Letting out agricultural land and buildings for storage seems on the face of it a relatively trouble-free way of making extra income from un or underused assets.
Many people think such an arrangement would be simply a case of leasing the assets to the tenant under a standard letting of the property agreement.
Sadly, as with most things tax-related, it is a little more complicated than that.
That’s because around 10 years ago, HMRC changed the rules around the VAT treatment of self-storage facilities, removing the VAT exemption that had existed up until that point. This meant that any income generated from providing self-storage facilities was automatically subject to VAT.
But rather than clear up any confusion, this simply served to make things more complicated and open to interpretation.
Type of storage facility
The first thing to consider when trying to understand if providing self-storage will incur VAT is the type of facilities itself.
According to HMRC, for the income generated to be subject to VAT, the storage facility must be fully enclosed. This would include barns with side walls, grains stores, commercial units, shipping containers, or commercial units, but would exclude Dutch barns due to their lack of side walls. Equally, open air plots of land are also exempt.
Self-storage meaning
The next thing to consider is the meaning of self-storage. This may seem obvious, but as with so many things tax-related, it is a little more complicated than it first appears.
From a VAT perspective, self-storage simply means storage, as in the facility is used for the purpose of storing goods. So, if that is the sole purpose of the building or unit, the matter is relatively simple – income generated is subject to VAT.
The problem comes when a barn or other agricultural building is used for storage, and other purposes, by the person renting the facility.
For example, if the facility is rented for a commercial activity of which the storage of products is included, the VAT position would revert to leasing/letting of the property arrangement, which is exempt from VAT.
Exceptions to the rule
To make matters more complicated, there are some exceptions to the way the VAT treatment is applied. These include:
- Where the storage relates to supplies to connection persons or charities.
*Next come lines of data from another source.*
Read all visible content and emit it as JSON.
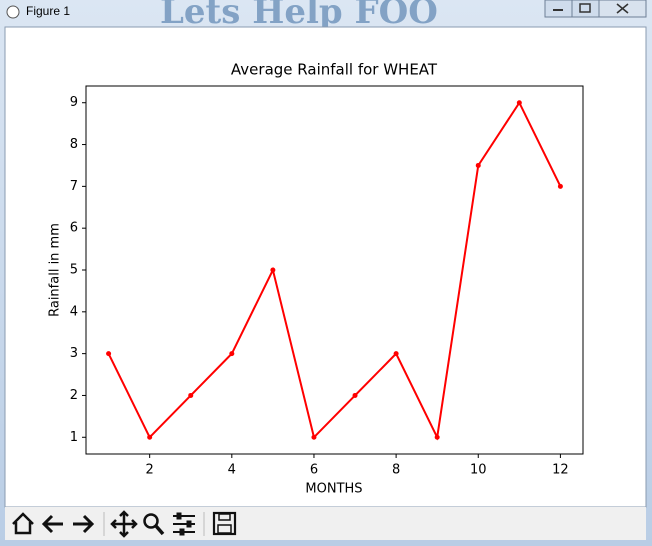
{
  "window": {
    "title": "Figure 1",
    "background_text": "Lets Help FOO"
  },
  "chart_data": {
    "type": "line",
    "title": "Average Rainfall for WHEAT",
    "x_label": "MONTHS",
    "y_label": "Rainfall in mm",
    "x": [
      1,
      2,
      3,
      4,
      5,
      6,
      7,
      8,
      9,
      10,
      11,
      12
    ],
    "values": [
      3,
      1,
      2,
      3,
      5,
      1,
      2,
      3,
      1,
      7.5,
      9,
      7
    ],
    "color": "#ff0000",
    "marker": "o",
    "xlim": [
      0.45,
      12.55
    ],
    "xticks": [
      2,
      4,
      6,
      8,
      10,
      12
    ],
    "ylim": [
      0.6,
      9.4
    ],
    "yticks": [
      1,
      2,
      3,
      4,
      5,
      6,
      7,
      8,
      9
    ],
    "grid": false
  }
}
- The storage of live animals.
- Open air storage, either on an open plot of land, or where the storage facilities are not fully enclosed.
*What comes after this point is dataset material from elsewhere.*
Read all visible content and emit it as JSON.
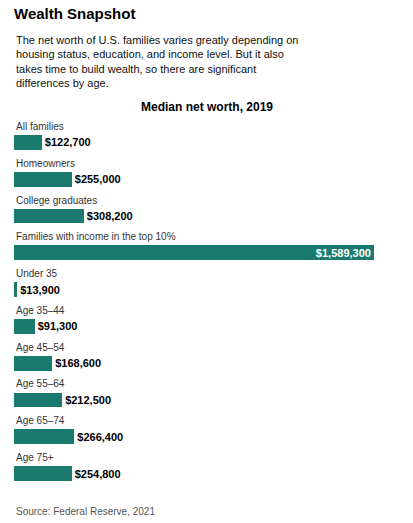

Ian Parker, Director at Whitley Stimpson and agricultural tax expert, said negotiating the tax landscape around self-storage is a challenge.
He said:
“On the face of it, self-storage appears a very simple way for farmers to make the best use of under-utilised buildings and land, and this certain can be the case. But the taxation rules surrounding this, particularly those relating to VAT, are complicated and open to interpretation. We would always recommend speaking to an expert before offering any facilities for self-storage, to ensure you don’t fall foul of HMRC’s regulations.”